2)      Quelle in cui si ha coniugazione del tipo π-p

3)      Quelle in cui si ha coniugazione π-σ

Coniugazione π-π

Un esempio di questo tipo di delocalizzazione è costituito dall’1,3-butadiene anche se in questo tipo di composti a catena lineare le risonanza ha un ruolo poco importante nel determinare la struttura elettronica dei vari sistemi allo stato fondamentale. Il fatto che il legame C2-C3 nell’1-3 butadiene sia più corto (1.483 Å) di quello di un analogo composto completamente saturo ( 1.526 Å) è da attribuire più all’ibridazione degli orbitali coinvolti nel legame che a un più o meno spiccato carattere di doppio legame.

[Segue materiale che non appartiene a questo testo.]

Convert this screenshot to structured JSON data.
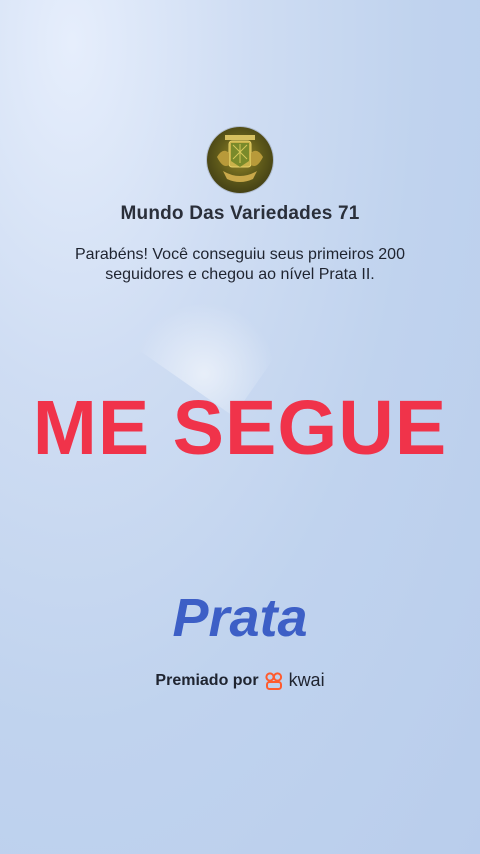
{
  "profile": {
    "name": "Mundo Das Variedades 71",
    "avatar_icon": "coat-of-arms-icon"
  },
  "message": "Parabéns! Você conseguiu seus primeiros 200 seguidores e chegou ao nível Prata II.",
  "headline": "ME SEGUE",
  "level": "Prata",
  "awarded": {
    "label": "Premiado por",
    "brand": "kwai",
    "brand_icon": "kwai-logo-icon"
  },
  "colors": {
    "headline": "#f0334a",
    "level": "#3d5fc6",
    "brand": "#ff5b2e"
  }
}
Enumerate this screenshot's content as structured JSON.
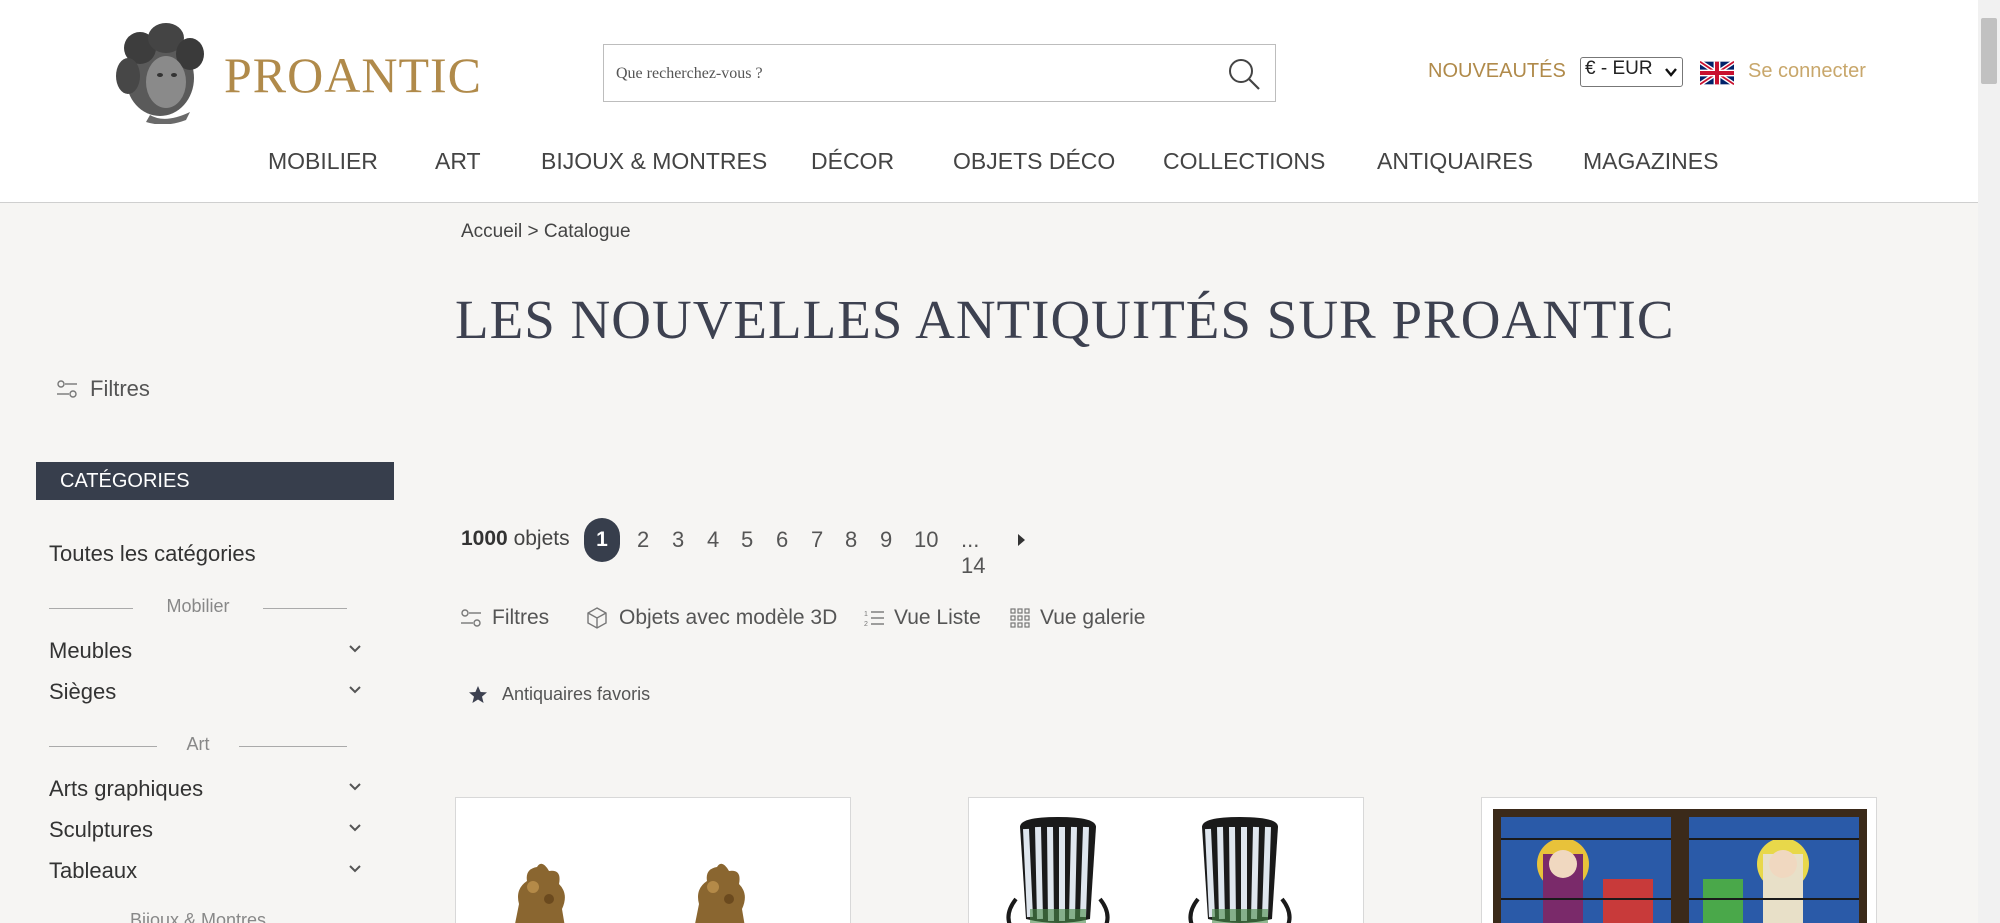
{
  "header": {
    "logo_text": "PROANTIC",
    "search_placeholder": "Que recherchez-vous ?",
    "nouveautes": "NOUVEAUTÉS",
    "currency": "€ - EUR",
    "login": "Se connecter"
  },
  "nav": [
    "MOBILIER",
    "ART",
    "BIJOUX & MONTRES",
    "DÉCOR",
    "OBJETS DÉCO",
    "COLLECTIONS",
    "ANTIQUAIRES",
    "MAGAZINES"
  ],
  "breadcrumb": "Accueil > Catalogue",
  "page_title": "LES NOUVELLES ANTIQUITÉS SUR PROANTIC",
  "sidebar": {
    "filters_label": "Filtres",
    "categories_header": "CATÉGORIES",
    "all_categories": "Toutes les catégories",
    "groups": [
      {
        "title": "Mobilier",
        "items": [
          "Meubles",
          "Sièges"
        ]
      },
      {
        "title": "Art",
        "items": [
          "Arts graphiques",
          "Sculptures",
          "Tableaux"
        ]
      },
      {
        "title": "Bijoux & Montres",
        "items": []
      }
    ]
  },
  "results": {
    "count": "1000",
    "count_label": "objets",
    "pages": [
      "1",
      "2",
      "3",
      "4",
      "5",
      "6",
      "7",
      "8",
      "9",
      "10",
      "... 14"
    ],
    "active_page": "1"
  },
  "toolbar": {
    "filters": "Filtres",
    "objects_3d": "Objets avec modèle 3D",
    "list_view": "Vue Liste",
    "gallery_view": "Vue galerie",
    "favorites": "Antiquaires favoris"
  },
  "colors": {
    "brand_gold": "#b08a4a",
    "dark_navy": "#373e4c",
    "background": "#f6f5f3"
  }
}
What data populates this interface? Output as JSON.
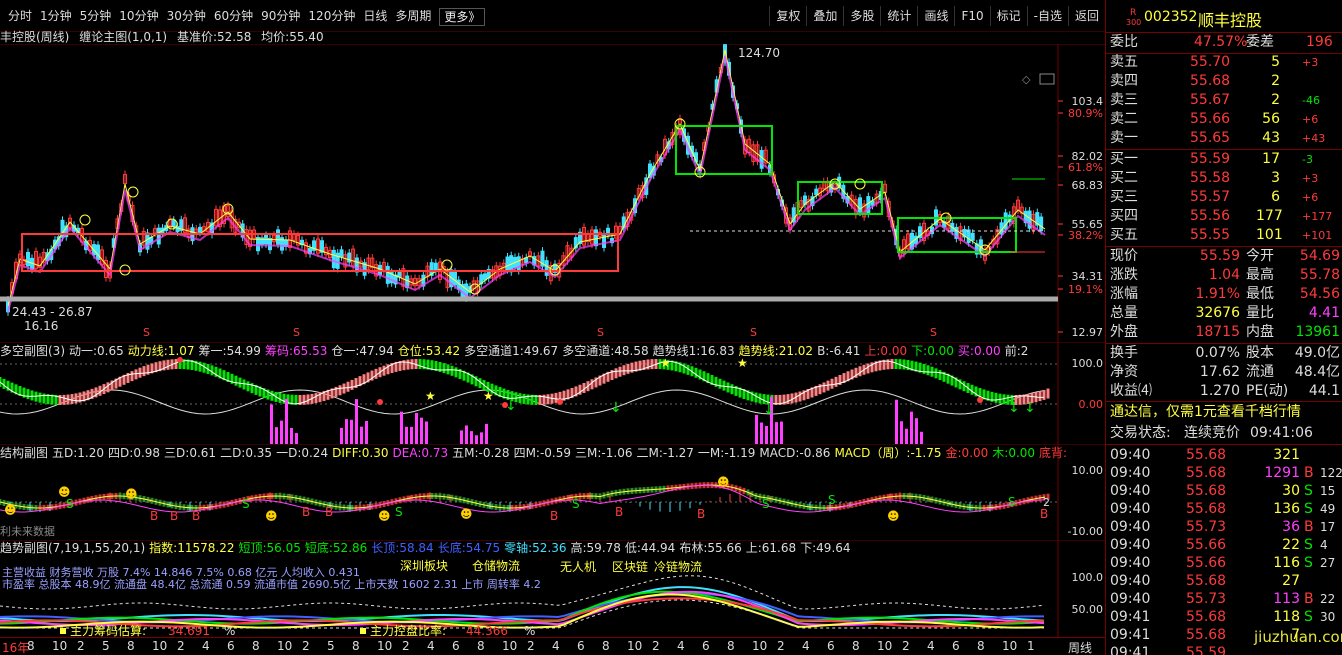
{
  "periods": [
    "分时",
    "1分钟",
    "5分钟",
    "10分钟",
    "30分钟",
    "60分钟",
    "90分钟",
    "120分钟",
    "日线",
    "多周期",
    "更多》"
  ],
  "tools": [
    "复权",
    "叠加",
    "多股",
    "统计",
    "画线",
    "F10",
    "标记",
    "-自选",
    "返回"
  ],
  "main": {
    "title": "丰控股(周线)",
    "indicator": "缠论主图(1,0,1)",
    "base_label": "基准价:",
    "base": "52.58",
    "avg_label": "均价:",
    "avg": "55.40",
    "peak": "124.70",
    "low_range": "24.43 - 26.87",
    "low": "16.16",
    "ticks": [
      "103.4",
      "80.9%",
      "82.02",
      "61.8%",
      "68.83",
      "55.65",
      "38.2%",
      "34.31",
      "19.1%",
      "12.97"
    ]
  },
  "sub1": {
    "name": "多空副图(3)",
    "items": [
      [
        "动一:",
        "0.65",
        "#ddd"
      ],
      [
        "动力线:",
        "1.07",
        "#ffff40"
      ],
      [
        "筹一:",
        "54.99",
        "#ddd"
      ],
      [
        "筹码:",
        "65.53",
        "#ff40ff"
      ],
      [
        "仓一:",
        "47.94",
        "#ddd"
      ],
      [
        "仓位:",
        "53.42",
        "#ffff40"
      ],
      [
        "多空通道1:",
        "49.67",
        "#ddd"
      ],
      [
        "多空通道:",
        "48.58",
        "#ddd"
      ],
      [
        "趋势线1:",
        "16.83",
        "#ddd"
      ],
      [
        "趋势线:",
        "21.02",
        "#ffff40"
      ],
      [
        "B:",
        "-6.41",
        "#ddd"
      ],
      [
        "上:",
        "0.00",
        "#ff3a3a"
      ],
      [
        "下:",
        "0.00",
        "#00e600"
      ],
      [
        "买:",
        "0.00",
        "#ff40ff"
      ],
      [
        "前:",
        "2",
        "#ddd"
      ]
    ],
    "ticks": [
      "100.0",
      "0.00"
    ]
  },
  "sub2": {
    "name": "结构副图",
    "items": [
      [
        "五D:",
        "1.20",
        "#ddd"
      ],
      [
        "四D:",
        "0.98",
        "#ddd"
      ],
      [
        "三D:",
        "0.61",
        "#ddd"
      ],
      [
        "二D:",
        "0.35",
        "#ddd"
      ],
      [
        "一D:",
        "0.24",
        "#ddd"
      ],
      [
        "DIFF:",
        "0.30",
        "#ffff40"
      ],
      [
        "DEA:",
        "0.73",
        "#ff40ff"
      ],
      [
        "五M:",
        "-0.28",
        "#ddd"
      ],
      [
        "四M:",
        "-0.59",
        "#ddd"
      ],
      [
        "三M:",
        "-1.06",
        "#ddd"
      ],
      [
        "二M:",
        "-1.27",
        "#ddd"
      ],
      [
        "一M:",
        "-1.19",
        "#ddd"
      ],
      [
        "MACD:",
        "-0.86",
        "#ddd"
      ],
      [
        "MACD（周）:",
        "-1.75",
        "#ffff40"
      ],
      [
        "金:",
        "0.00",
        "#ff3a3a"
      ],
      [
        "木:",
        "0.00",
        "#00e600"
      ],
      [
        "底背:",
        "",
        "#ff3a3a"
      ]
    ],
    "note": "利未来数据",
    "ticks": [
      "10.00",
      "2",
      "-10.00"
    ]
  },
  "sub3": {
    "name": "趋势副图(7,19,1,55,20,1)",
    "items": [
      [
        "指数:",
        "11578.22",
        "#ffff40"
      ],
      [
        "短顶:",
        "56.05",
        "#00e600"
      ],
      [
        "短底:",
        "52.86",
        "#00e600"
      ],
      [
        "长顶:",
        "58.84",
        "#4060ff"
      ],
      [
        "长底:",
        "54.75",
        "#4060ff"
      ],
      [
        "零轴:",
        "52.36",
        "#40e0ff"
      ],
      [
        "高:",
        "59.78",
        "#ddd"
      ],
      [
        "低:",
        "44.94",
        "#ddd"
      ],
      [
        "布林:",
        "55.66",
        "#ddd"
      ],
      [
        "上:",
        "61.68",
        "#ddd"
      ],
      [
        "下:",
        "49.64",
        "#ddd"
      ]
    ],
    "line1": "主营收益 财务营收 万股 7.4% 14.846 7.5% 0.68 亿元 人均收入 0.431",
    "line2": "市盈率 总股本 48.9亿 流通盘 48.4亿 总流通 0.59 流通市值 2690.5亿 上市天数 1602 2.31 上市 周转率 4.2",
    "concepts": [
      "深圳板块",
      "仓储物流",
      "无人机",
      "区块链",
      "冷链物流"
    ],
    "est_label": "主力筹码估算:",
    "est_val": "34.691",
    "est_pct": "%",
    "ctrl_label": "主力控盘比率:",
    "ctrl_val": "44.366",
    "ctrl_pct": "%",
    "ticks": [
      "100.0",
      "50.00"
    ]
  },
  "xaxis": [
    "16年",
    "8",
    "10",
    "2",
    "5",
    "8",
    "10",
    "2",
    "4",
    "6",
    "8",
    "10",
    "2",
    "5",
    "8",
    "10",
    "2",
    "4",
    "6",
    "8",
    "10",
    "2",
    "4",
    "6",
    "8",
    "10",
    "2",
    "4",
    "6",
    "8",
    "10",
    "2",
    "4",
    "6",
    "8",
    "10",
    "2",
    "4",
    "6",
    "8",
    "10",
    "1"
  ],
  "period_label": "周线",
  "quote": {
    "badge_top": "R",
    "badge_bot": "300",
    "code": "002352",
    "name": "顺丰控股",
    "wb_label": "委比",
    "wb": "47.57%",
    "wc_label": "委差",
    "wc": "196",
    "asks": [
      [
        "卖五",
        "55.70",
        "5",
        "+3"
      ],
      [
        "卖四",
        "55.68",
        "2",
        ""
      ],
      [
        "卖三",
        "55.67",
        "2",
        "-46"
      ],
      [
        "卖二",
        "55.66",
        "56",
        "+6"
      ],
      [
        "卖一",
        "55.65",
        "43",
        "+43"
      ]
    ],
    "bids": [
      [
        "买一",
        "55.59",
        "17",
        "-3"
      ],
      [
        "买二",
        "55.58",
        "3",
        "+3"
      ],
      [
        "买三",
        "55.57",
        "6",
        "+6"
      ],
      [
        "买四",
        "55.56",
        "177",
        "+177"
      ],
      [
        "买五",
        "55.55",
        "101",
        "+101"
      ]
    ],
    "stats": [
      [
        "现价",
        "55.59",
        "今开",
        "54.69"
      ],
      [
        "涨跌",
        "1.04",
        "最高",
        "55.78"
      ],
      [
        "涨幅",
        "1.91%",
        "最低",
        "54.56"
      ],
      [
        "总量",
        "32676",
        "量比",
        "4.41"
      ],
      [
        "外盘",
        "18715",
        "内盘",
        "13961"
      ]
    ],
    "stats2": [
      [
        "换手",
        "0.07%",
        "股本",
        "49.0亿"
      ],
      [
        "净资",
        "17.62",
        "流通",
        "48.4亿"
      ],
      [
        "收益⑷",
        "1.270",
        "PE(动)",
        "44.1"
      ]
    ],
    "promo": "通达信，仅需1元查看千档行情",
    "status_label": "交易状态:",
    "status": "连续竞价",
    "status_time": "09:41:06",
    "ticks": [
      [
        "09:40",
        "55.68",
        "321",
        ""
      ],
      [
        "09:40",
        "55.68",
        "1291",
        "B",
        "122"
      ],
      [
        "09:40",
        "55.68",
        "30",
        "S",
        "15"
      ],
      [
        "09:40",
        "55.68",
        "136",
        "S",
        "49"
      ],
      [
        "09:40",
        "55.73",
        "36",
        "B",
        "17"
      ],
      [
        "09:40",
        "55.66",
        "22",
        "S",
        "4"
      ],
      [
        "09:40",
        "55.66",
        "116",
        "S",
        "27"
      ],
      [
        "09:40",
        "55.68",
        "27",
        "",
        ""
      ],
      [
        "09:40",
        "55.73",
        "113",
        "B",
        "22"
      ],
      [
        "09:41",
        "55.68",
        "118",
        "S",
        "30"
      ],
      [
        "09:41",
        "55.68",
        "7",
        "",
        ""
      ],
      [
        "09:41",
        "55.59",
        "",
        ""
      ]
    ],
    "watermark": "jiuzhuan.com"
  },
  "colors": {
    "red": "#ff3a3a",
    "green": "#00e600",
    "yellow": "#ffff40",
    "magenta": "#ff40ff",
    "cyan": "#40e0ff",
    "frame": "#700000"
  }
}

In realtà il legame C2-C3 è essenzialmente un legame singolo derivato dalla sovrapposizione di due orbitali atomici sp3 a causa del maggior carattere s degli orbitali impegnati. L’energia di risonanza, determinata da misure di idrogenazione, è di sole 3.5 kcal/mol da attribuire, oltretutto anche all’intervento di altri fattori. Ovviamente la delocalizzazione degli elettroni nell’1-3 butadiene e nei composti analoghi torna ad essere importante negli intermedi di reazione, come quello derivato dall’addizione elettrofila di uno ione H+ al doppio legame:

CH2=CH-CH=CH2 + H+→ CH3C+H-CH=CH2 ↔ CH3-CH=CH-CH2+

il carbocatione risultante viene notevolmente stabilizzato da una coniugazione π-p.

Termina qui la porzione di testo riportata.